Почему куча медленнее, чем сортировка для K ближайших точек к началу координат?
Задача кодирования здесь
Решение кучи:
import heapq
class Solution:
def kClosest(self, points: List[List[int]], K: int) -> List[List[int]]:
return heapq.nsmallest(K, points, key = lambda P: P[0]**2 + P[1]**2)
Сортировка решения:
class Solution(object):
def kClosest(self, points: List[List[int]], K: int) -> List[List[int]]:
points.sort(key = lambda P: P[0]**2 + P[1]**2)
return points[:K]
Согласно приведенному здесь объяснению, heapq.nsmallest в Python - это O(n log(t)), а в Python List.sort () - O(n log(n)). Тем не менее, мои результаты показывают, что сортировка выполняется быстрее, чем heapq. Как это случилось? Теоретически все наоборот, не так ли?
1 ответ
Давайте выберем определение обозначения Big-O из Википедии:
Нотация Big O - это математическая нотация, которая описывает ограничивающее поведение функции, когда аргумент стремится к определенному значению или бесконечности.
...
В информатике большие обозначения O используются для классификации алгоритмов в зависимости от того, как растут их требования к времени выполнения или пространству с ростом размера входных данных.
Так что Big-O похож на:
Поэтому, когда вы сравниваете два алгоритма для небольших диапазонов / чисел, вы не можете сильно полагаться на Big-O. Давайте проанализируем пример:
У нас есть два алгоритма: первый O(1) и работает ровно 10000 тиков, а второй O (n ^ 2). Так что в диапазоне 1~100 секунда будет быстрее первой (100^2 == 10000
так (x<100)^2 < 10000
). Но из 100 второй алгоритм будет медленнее, чем первый.
Подобное поведение есть в ваших функциях. Я рассчитал их с различной длиной ввода и построил временные графики.
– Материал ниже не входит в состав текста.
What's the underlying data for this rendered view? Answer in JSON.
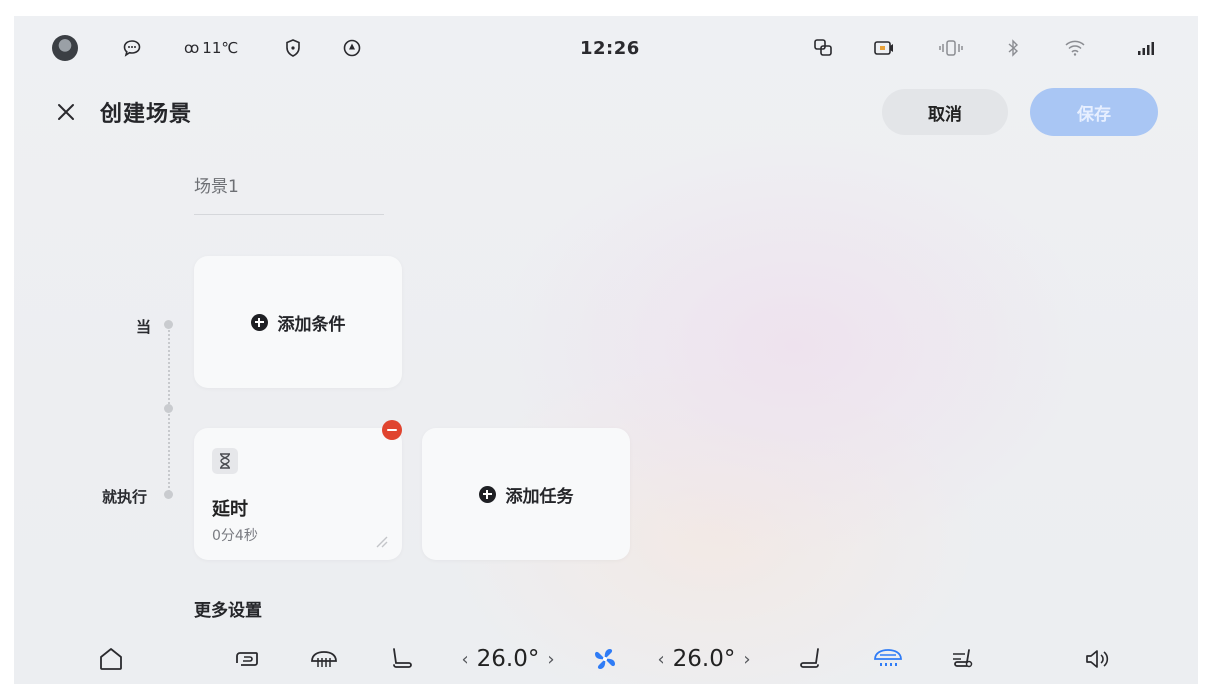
{
  "status_bar": {
    "temperature": "11℃",
    "time": "12:26",
    "icons": [
      "avatar",
      "message-icon",
      "visibility-icon",
      "shield-icon",
      "navigation-icon",
      "screen-share-icon",
      "camera-icon",
      "vibrate-icon",
      "bluetooth-icon",
      "wifi-icon",
      "signal-icon"
    ]
  },
  "header": {
    "title": "创建场景",
    "cancel_label": "取消",
    "save_label": "保存"
  },
  "scene": {
    "name": "场景1"
  },
  "timeline": {
    "when_label": "当",
    "then_label": "就执行"
  },
  "condition_card": {
    "add_label": "添加条件"
  },
  "task_card": {
    "add_label": "添加任务"
  },
  "delay_card": {
    "title": "延时",
    "value": "0分4秒"
  },
  "more_settings_label": "更多设置",
  "dock": {
    "left_temp": "26.0°",
    "right_temp": "26.0°",
    "arrow_left": "‹",
    "arrow_right": "›",
    "icons": [
      "home-icon",
      "recirculation-icon",
      "defrost-icon",
      "driver-seat-icon",
      "fan-icon",
      "passenger-seat-icon",
      "windshield-heat-icon",
      "seat-heat-icon",
      "volume-icon"
    ]
  },
  "colors": {
    "accent": "#2f7cf6",
    "save_disabled": "#a9c6f4",
    "remove": "#e0442f"
  }
}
Вот время для ваших функций на больших числах (желтый sort
синий heap
):
Ты это видишь sort
занимает больше времени, чем heap
и время растет быстрее, чем heap's
, Но если мы посмотрим ближе на более низкий диапазон:
Мы увидим это на небольшом расстоянии sort
быстрее чем heap
! Похоже heap
имеет "время по умолчанию". Поэтому нет ничего плохого в том, что алгоритм с худшим Big-O работает быстрее, чем алгоритм с лучшим Big-O. Это просто означает, что их использование диапазона слишком мало для лучшего алгоритма, чтобы быть быстрее, чем худший.
Вот временной код для первого сюжета:
import timeit
import matplotlib.pyplot as plt
s = """
import heapq
def k_heap(points, K):
return heapq.nsmallest(K, points, key = lambda P: P[0]**2 + P[1]**2)
def k_sort(points, K):
points.sort(key = lambda P: P[0]**2 + P[1]**2)
return points[:K]
"""
random.seed(1)
points = [(random.random(), random.random()) for _ in range(1000000)]
r = list(range(11, 500000, 50000))
heap_times = []
sort_times = []
for i in r:
heap_times.append(timeit.timeit('k_heap({}, 10)'.format(points[:i]), setup=s, number=1))
sort_times.append(timeit.timeit('k_sort({}, 10)'.format(points[:i]), setup=s, number=1))
fig = plt.figure()
ax = fig.add_subplot(1, 1, 1)
#plt.plot(left, 0, marker='.')
plt.plot(r, heap_times, marker='o')
plt.plot(r, sort_times, marker='D')
plt.show()
Для второго сюжета заменить:
r = list(range(11, 500000, 50000)) -> r = list(range(11, 200))
plt.plot(r, heap_times, marker='o') -> plt.plot(r, heap_times)
plt.plot(r, sort_times, marker='D') -> plt.plot(r, sort_times)
Как уже говорилось, быстрая реализация сортировки с использованием tim sort в python является одним из факторов. Другим фактором здесь является то, что операции с кучей не так удобны для кэша, как сортировка слиянием и сортировка вставкой (сортировка tim является гибридом этих двух).
Операции с кучей обращаются к данным, хранящимся в удаленных индексах.
Python использует 0-индексированный массив для реализации своей библиотеки кучи. Таким образом, для значения kth индексы его дочерних узлов равны k * 2 + 1 и k * 2 + 2.
Каждый раз, когда вы выполняете операции перколирования вверх / вниз после добавления / удаления элемента в / из кучи, он пытается получить доступ к родительским / дочерним узлам, которые находятся далеко от текущего индекса. Это не подходит для кэша. По этой же причине сортировка в куче обычно выполняется медленнее, чем в быстрой, хотя асимптотически они одинаковы.